To this 'testimony the plaintiff objected, as secondary and inferior — no search having been made for the original papers in the cases; but the objection was overruled, and a verdict rendered for defendant.

A certiorari was applied for and obtained, but dismissed upon the hearing, and the decision of the Justice’s Court, setting aside the fi. fas. sustained. Was the parol proof admissible on the original trial ?

[1.] The law requires the production of the best evidence of which the case, in its nature,, is susceptible, for the obvious reason, .that if this is withheld, it is fair to presume that the party had some sinister motive for not producing it, and that if offered, his design would be frustrated. The rule, say the text books, thus becomes essential to the true administration of justice.

*474[2.] The cases which most frequently call for the application of this rule, are those which relate to the substitution of oral for written evidence; and these Mr. Greenleaf arranges into three classes — including in the first, those instruments which the law requires should be in writing, such as records, public documents, &c.

[3.] In all such cases, the law having required that the evidence of the transaction should be in writing, no other proof can be substituted for that, as long as the writing exists, and is in the power of the party.

Thus, where oaths are required to be taken in open Court, where a record of the oath is made, or before a particular officer whose duty it is to certify it, or where an appointment to an additional office is required to be made and certified on the back of the party’s former commission, the written evidence must be produced. Treatise on Evidence, vol. 1, §§82, 85, 86.

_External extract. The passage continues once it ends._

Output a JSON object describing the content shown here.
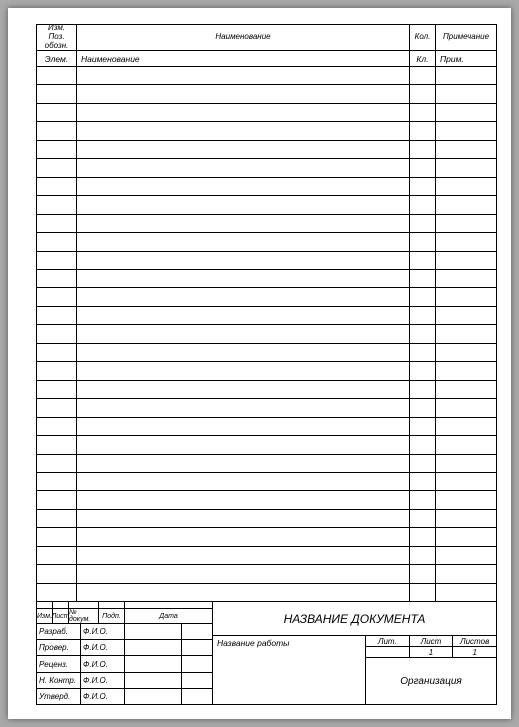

[4.] By an amendatory Act to the Judiciary, passed in 1811, [Prince, 501,) Justices of the Peace are empowered to hear and determine all suits, on any liquidated demand or account not exceeding thirty dollars, by summons or warrant, a copy of which it is made the duty of the Constable to serve personally on the defendant, or leave at his usual and notorious place of abode.

[5.] And the Statute expressly declares, that “ It shall be the duty of the Constable serving the summons or warrant, to make an entry of service thereon, in uniting, and sign such return. Prince, 502.

[6.] Here, then, is an Act, to wit: the service of these summonses or warrants, which the law requires to be in writing; and the rule, therefore, is imperative, that no secondary proof can be substituted until it is ascertained by the proper search, that these original documents do not exist, or are not in the power of the party. Until the contrary is shown, we are bound to presume that these documents have been preserved, and are of file in the proper repository for the official papers of this Militia District; and until a suitable effort is made to elicit the truth from these primary and original sources of information, it would be dangerous, in the extreme, to permit the solemn judgments of a Court *475of competent jurisdiction to be set aside by the vague and uncertain recollection of the Constable.

We are all of the opinion, that the judgment must be reversed, and the certiorari sustained.